How do you go about continually improving your proposals? You may be missing out on valuable insights that could really make a difference to your win rates. Most people I talk to only pay attention to losses. That's understandable, but it is rarely helpful.
Yes, it hurts to lose. Your boss is probably breathing down your neck for answers. Maybe you want to argue with the prospect in the hope they'll change their mind.
Unfortunately, in most cases there is little value in seeking feedback on a lost opportunity.
If you're not the winner, the prospect has no interest in giving you rational feedback that you can actually use. You aren't the supplier they chose. They just want you out of their office and out of their hair. In a government tender debriefing, you will get the least possible information designed to protect the department’s probity position.
If you think that sounds a bit disheartening, it is. There's no way to sugar-coat it.
The truth is that there are only two reliable ways to build your proposal success rates.
1. Get feedback when you win. Every win contains a lesson and your mission is to figure out what that lesson is. We often tend to skip this step due to a little habit called "confirmation bias" which - according to Bri Williams, a specialist in buying behaviour - is our tendency to seek information that confirms our existing beliefs. In other words, to assume that the reasons why we won the business are the reasons why we thought we should win it. Never assume; always ask. You may well be surprised at the things that the client liked most about your offer.
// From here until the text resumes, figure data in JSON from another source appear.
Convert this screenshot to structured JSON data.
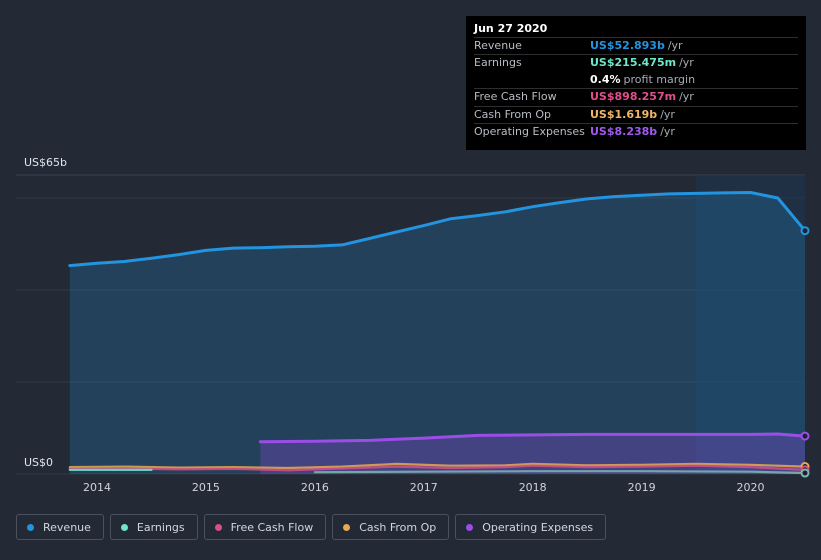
{
  "tooltip": {
    "date": "Jun 27 2020",
    "rows": [
      {
        "label": "Revenue",
        "value": "US$52.893b",
        "unit": "/yr",
        "color": "#2394df"
      },
      {
        "label": "Earnings",
        "value": "US$215.475m",
        "unit": "/yr",
        "color": "#6ee7c8"
      },
      {
        "label": "",
        "value": "0.4%",
        "unit": "profit margin",
        "color": "#ffffff"
      },
      {
        "label": "Free Cash Flow",
        "value": "US$898.257m",
        "unit": "/yr",
        "color": "#e0508a"
      },
      {
        "label": "Cash From Op",
        "value": "US$1.619b",
        "unit": "/yr",
        "color": "#f0b766"
      },
      {
        "label": "Operating Expenses",
        "value": "US$8.238b",
        "unit": "/yr",
        "color": "#a259f0"
      }
    ]
  },
  "legend": [
    {
      "label": "Revenue",
      "color": "#2394df"
    },
    {
      "label": "Earnings",
      "color": "#6ee7c8"
    },
    {
      "label": "Free Cash Flow",
      "color": "#d74f86"
    },
    {
      "label": "Cash From Op",
      "color": "#e8a951"
    },
    {
      "label": "Operating Expenses",
      "color": "#9b4de8"
    }
  ],
  "chart_data": {
    "type": "area",
    "y_unit": "US$ billions",
    "ylim": [
      0,
      65
    ],
    "y_tick_labels": [
      {
        "value": 65,
        "label": "US$65b"
      },
      {
        "value": 0,
        "label": "US$0"
      }
    ],
    "xlim": [
      2013.55,
      2020.5
    ],
    "x_tick_labels": [
      "2014",
      "2015",
      "2016",
      "2017",
      "2018",
      "2019",
      "2020"
    ],
    "x_ticks": [
      2014,
      2015,
      2016,
      2017,
      2018,
      2019,
      2020
    ],
    "grid": true,
    "highlight_from": 2019.5,
    "series": [
      {
        "name": "Revenue",
        "color": "#2394df",
        "fill": true,
        "points": [
          [
            2013.75,
            45.3
          ],
          [
            2014.0,
            45.8
          ],
          [
            2014.25,
            46.2
          ],
          [
            2014.5,
            46.9
          ],
          [
            2014.75,
            47.7
          ],
          [
            2015.0,
            48.6
          ],
          [
            2015.25,
            49.1
          ],
          [
            2015.5,
            49.2
          ],
          [
            2015.75,
            49.4
          ],
          [
            2016.0,
            49.5
          ],
          [
            2016.25,
            49.8
          ],
          [
            2016.5,
            51.2
          ],
          [
            2016.75,
            52.6
          ],
          [
            2017.0,
            54.0
          ],
          [
            2017.25,
            55.5
          ],
          [
            2017.5,
            56.2
          ],
          [
            2017.75,
            57.0
          ],
          [
            2018.0,
            58.1
          ],
          [
            2018.25,
            59.0
          ],
          [
            2018.5,
            59.8
          ],
          [
            2018.75,
            60.3
          ],
          [
            2019.0,
            60.6
          ],
          [
            2019.25,
            60.9
          ],
          [
            2019.5,
            61.0
          ],
          [
            2019.75,
            61.1
          ],
          [
            2020.0,
            61.2
          ],
          [
            2020.25,
            60.0
          ],
          [
            2020.5,
            52.893
          ]
        ]
      },
      {
        "name": "Operating Expenses",
        "color": "#9b4de8",
        "fill": true,
        "points": [
          [
            2015.5,
            7.0
          ],
          [
            2016.0,
            7.1
          ],
          [
            2016.5,
            7.3
          ],
          [
            2017.0,
            7.8
          ],
          [
            2017.5,
            8.4
          ],
          [
            2018.0,
            8.5
          ],
          [
            2018.5,
            8.6
          ],
          [
            2019.0,
            8.6
          ],
          [
            2019.5,
            8.6
          ],
          [
            2020.0,
            8.6
          ],
          [
            2020.25,
            8.7
          ],
          [
            2020.5,
            8.238
          ]
        ]
      },
      {
        "name": "Cash From Op",
        "color": "#e8a951",
        "fill": false,
        "points": [
          [
            2013.75,
            1.5
          ],
          [
            2014.25,
            1.6
          ],
          [
            2014.75,
            1.4
          ],
          [
            2015.25,
            1.5
          ],
          [
            2015.75,
            1.3
          ],
          [
            2016.25,
            1.6
          ],
          [
            2016.75,
            2.2
          ],
          [
            2017.25,
            1.8
          ],
          [
            2017.75,
            1.9
          ],
          [
            2018.0,
            2.2
          ],
          [
            2018.5,
            1.9
          ],
          [
            2019.0,
            2.0
          ],
          [
            2019.5,
            2.2
          ],
          [
            2020.0,
            2.0
          ],
          [
            2020.5,
            1.619
          ]
        ]
      },
      {
        "name": "Free Cash Flow",
        "color": "#d74f86",
        "fill": false,
        "points": [
          [
            2013.75,
            1.1
          ],
          [
            2014.25,
            1.2
          ],
          [
            2014.75,
            1.0
          ],
          [
            2015.25,
            1.1
          ],
          [
            2015.75,
            0.8
          ],
          [
            2016.25,
            1.2
          ],
          [
            2016.75,
            1.6
          ],
          [
            2017.25,
            1.3
          ],
          [
            2017.75,
            1.5
          ],
          [
            2018.0,
            1.8
          ],
          [
            2018.5,
            1.5
          ],
          [
            2019.0,
            1.6
          ],
          [
            2019.5,
            1.8
          ],
          [
            2020.0,
            1.5
          ],
          [
            2020.5,
            0.898
          ]
        ]
      },
      {
        "name": "Earnings",
        "color": "#6ee7c8",
        "fill": false,
        "points": [
          [
            2013.75,
            0.9
          ],
          [
            2014.5,
            0.9
          ]
        ]
      },
      {
        "name": "Earnings (late)",
        "color": "#7fb6b0",
        "fill": false,
        "points": [
          [
            2016.0,
            0.4
          ],
          [
            2017.0,
            0.5
          ],
          [
            2018.0,
            0.6
          ],
          [
            2019.0,
            0.6
          ],
          [
            2020.0,
            0.5
          ],
          [
            2020.5,
            0.215
          ]
        ]
      }
    ]
  }
}
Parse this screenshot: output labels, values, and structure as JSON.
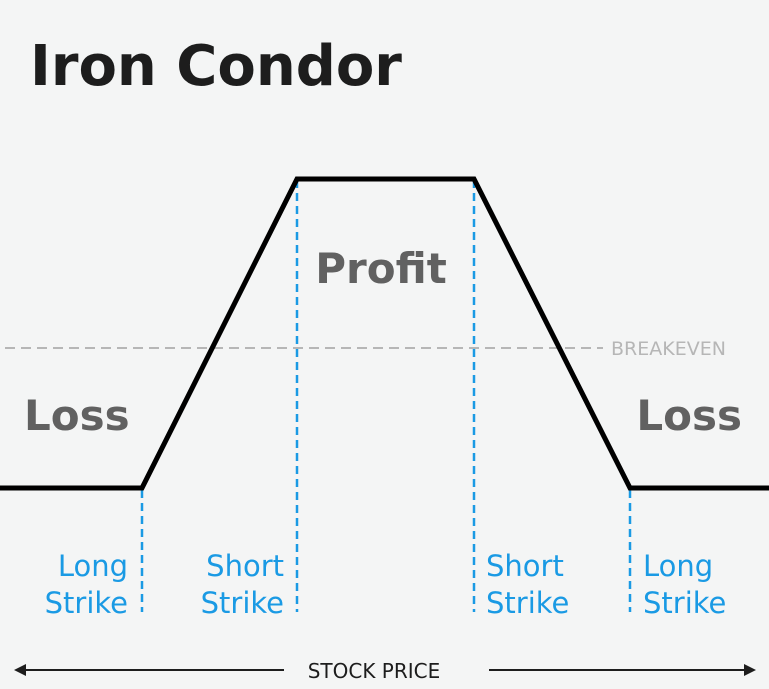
{
  "title": "Iron Condor",
  "regions": {
    "profit": "Profit",
    "loss_left": "Loss",
    "loss_right": "Loss"
  },
  "breakeven_label": "BREAKEVEN",
  "strikes": [
    {
      "line1": "Long",
      "line2": "Strike"
    },
    {
      "line1": "Short",
      "line2": "Strike"
    },
    {
      "line1": "Short",
      "line2": "Strike"
    },
    {
      "line1": "Long",
      "line2": "Strike"
    }
  ],
  "axis_label": "STOCK PRICE",
  "colors": {
    "background": "#f4f5f5",
    "payoff_line": "#000000",
    "strike_line": "#1a9ae4",
    "breakeven_line": "#b6b6b6",
    "title": "#1d1d1d",
    "region_text": "#616161"
  }
}
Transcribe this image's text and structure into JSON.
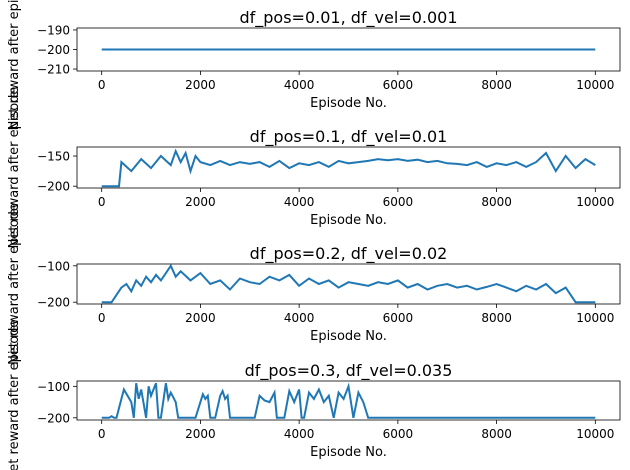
{
  "chart_data": [
    {
      "type": "line",
      "title": "df_pos=0.01, df_vel=0.001",
      "xlabel": "Episode No.",
      "ylabel": "Net reward after episode",
      "xlim": [
        -500,
        10500
      ],
      "ylim": [
        -211,
        -189
      ],
      "xticks": [
        0,
        2000,
        4000,
        6000,
        8000,
        10000
      ],
      "yticks": [
        -190,
        -200,
        -210
      ],
      "series": [
        {
          "color": "#1f77b4",
          "x": [
            0,
            10000
          ],
          "y": [
            -200,
            -200
          ]
        }
      ]
    },
    {
      "type": "line",
      "title": "df_pos=0.1, df_vel=0.01",
      "xlabel": "Episode No.",
      "ylabel": "Net reward after episode",
      "xlim": [
        -500,
        10500
      ],
      "ylim": [
        -203,
        -135
      ],
      "xticks": [
        0,
        2000,
        4000,
        6000,
        8000,
        10000
      ],
      "yticks": [
        -150,
        -200
      ],
      "series": [
        {
          "color": "#1f77b4",
          "x": [
            0,
            350,
            400,
            600,
            800,
            1000,
            1200,
            1400,
            1500,
            1600,
            1700,
            1800,
            1900,
            2000,
            2200,
            2400,
            2600,
            2800,
            3000,
            3200,
            3400,
            3600,
            3800,
            4000,
            4200,
            4400,
            4600,
            4800,
            5000,
            5200,
            5400,
            5600,
            5800,
            6000,
            6200,
            6400,
            6600,
            6800,
            7000,
            7200,
            7400,
            7600,
            7800,
            8000,
            8200,
            8400,
            8600,
            8800,
            9000,
            9200,
            9400,
            9600,
            9800,
            10000
          ],
          "y": [
            -200,
            -200,
            -160,
            -175,
            -155,
            -170,
            -150,
            -165,
            -142,
            -160,
            -145,
            -175,
            -150,
            -160,
            -165,
            -158,
            -165,
            -160,
            -163,
            -160,
            -168,
            -158,
            -170,
            -162,
            -165,
            -160,
            -168,
            -158,
            -162,
            -160,
            -158,
            -155,
            -157,
            -155,
            -158,
            -156,
            -160,
            -158,
            -162,
            -163,
            -165,
            -160,
            -168,
            -162,
            -165,
            -160,
            -168,
            -160,
            -145,
            -175,
            -150,
            -170,
            -155,
            -165
          ]
        }
      ]
    },
    {
      "type": "line",
      "title": "df_pos=0.2, df_vel=0.02",
      "xlabel": "Episode No.",
      "ylabel": "Net reward after episode",
      "xlim": [
        -500,
        10500
      ],
      "ylim": [
        -205,
        -95
      ],
      "xticks": [
        0,
        2000,
        4000,
        6000,
        8000,
        10000
      ],
      "yticks": [
        -100,
        -200
      ],
      "series": [
        {
          "color": "#1f77b4",
          "x": [
            0,
            200,
            300,
            400,
            500,
            600,
            700,
            800,
            900,
            1000,
            1100,
            1200,
            1300,
            1400,
            1500,
            1600,
            1800,
            2000,
            2200,
            2400,
            2600,
            2800,
            3000,
            3200,
            3400,
            3600,
            3800,
            4000,
            4200,
            4400,
            4600,
            4800,
            5000,
            5200,
            5400,
            5600,
            5800,
            6000,
            6200,
            6400,
            6600,
            6800,
            7000,
            7200,
            7400,
            7600,
            7800,
            8000,
            8200,
            8400,
            8600,
            8800,
            9000,
            9200,
            9400,
            9600,
            10000
          ],
          "y": [
            -200,
            -200,
            -180,
            -160,
            -150,
            -170,
            -140,
            -155,
            -130,
            -145,
            -125,
            -140,
            -120,
            -100,
            -130,
            -115,
            -140,
            -120,
            -150,
            -140,
            -165,
            -135,
            -145,
            -150,
            -130,
            -140,
            -125,
            -155,
            -135,
            -150,
            -140,
            -160,
            -145,
            -150,
            -155,
            -145,
            -150,
            -140,
            -160,
            -150,
            -165,
            -155,
            -150,
            -160,
            -155,
            -165,
            -158,
            -150,
            -160,
            -170,
            -155,
            -165,
            -150,
            -175,
            -160,
            -200,
            -200
          ]
        }
      ]
    },
    {
      "type": "line",
      "title": "df_pos=0.3, df_vel=0.035",
      "xlabel": "Episode No.",
      "ylabel": "Net reward after episode",
      "xlim": [
        -500,
        10500
      ],
      "ylim": [
        -207,
        -83
      ],
      "xticks": [
        0,
        2000,
        4000,
        6000,
        8000,
        10000
      ],
      "yticks": [
        -100,
        -200
      ],
      "series": [
        {
          "color": "#1f77b4",
          "x": [
            0,
            150,
            200,
            250,
            300,
            400,
            450,
            600,
            650,
            700,
            750,
            800,
            900,
            950,
            1000,
            1100,
            1150,
            1200,
            1300,
            1350,
            1400,
            1500,
            1550,
            1600,
            1700,
            1800,
            1900,
            2000,
            2050,
            2100,
            2150,
            2200,
            2300,
            2400,
            2450,
            2500,
            2550,
            2600,
            2700,
            2800,
            2900,
            3000,
            3100,
            3200,
            3300,
            3400,
            3500,
            3550,
            3600,
            3700,
            3800,
            3900,
            4000,
            4050,
            4100,
            4200,
            4300,
            4400,
            4500,
            4600,
            4700,
            4800,
            4900,
            5000,
            5100,
            5200,
            5300,
            5400,
            5450,
            6000,
            7000,
            8000,
            9000,
            10000
          ],
          "y": [
            -200,
            -200,
            -195,
            -200,
            -200,
            -140,
            -110,
            -150,
            -200,
            -90,
            -140,
            -110,
            -200,
            -100,
            -130,
            -90,
            -200,
            -200,
            -90,
            -140,
            -120,
            -150,
            -200,
            -200,
            -200,
            -200,
            -200,
            -150,
            -125,
            -140,
            -130,
            -200,
            -200,
            -130,
            -115,
            -140,
            -130,
            -200,
            -200,
            -200,
            -200,
            -200,
            -200,
            -130,
            -145,
            -150,
            -120,
            -200,
            -200,
            -200,
            -115,
            -150,
            -110,
            -200,
            -200,
            -120,
            -140,
            -110,
            -150,
            -130,
            -200,
            -120,
            -140,
            -100,
            -200,
            -120,
            -150,
            -200,
            -200,
            -200,
            -200,
            -200,
            -200,
            -200
          ]
        }
      ]
    }
  ]
}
2. Get feedback from a friendly, long-standing client, even if they passed this time. They probably still like you and feel they owe you an explanation. For example, one of my most successful clients recently lost a bid that they were fully expecting to win. Yes, it hurt, but they were able to pull themselves out of the post-loss quagmire and really listen when the customer told them where our bid had missed the mark. These insights were the benchmark against which the bid team assessed everything we put into the next bid. The customer was impressed, and three months later my client was rewarded with a huge contract that was widely considered a long shot before we got the wake-up call.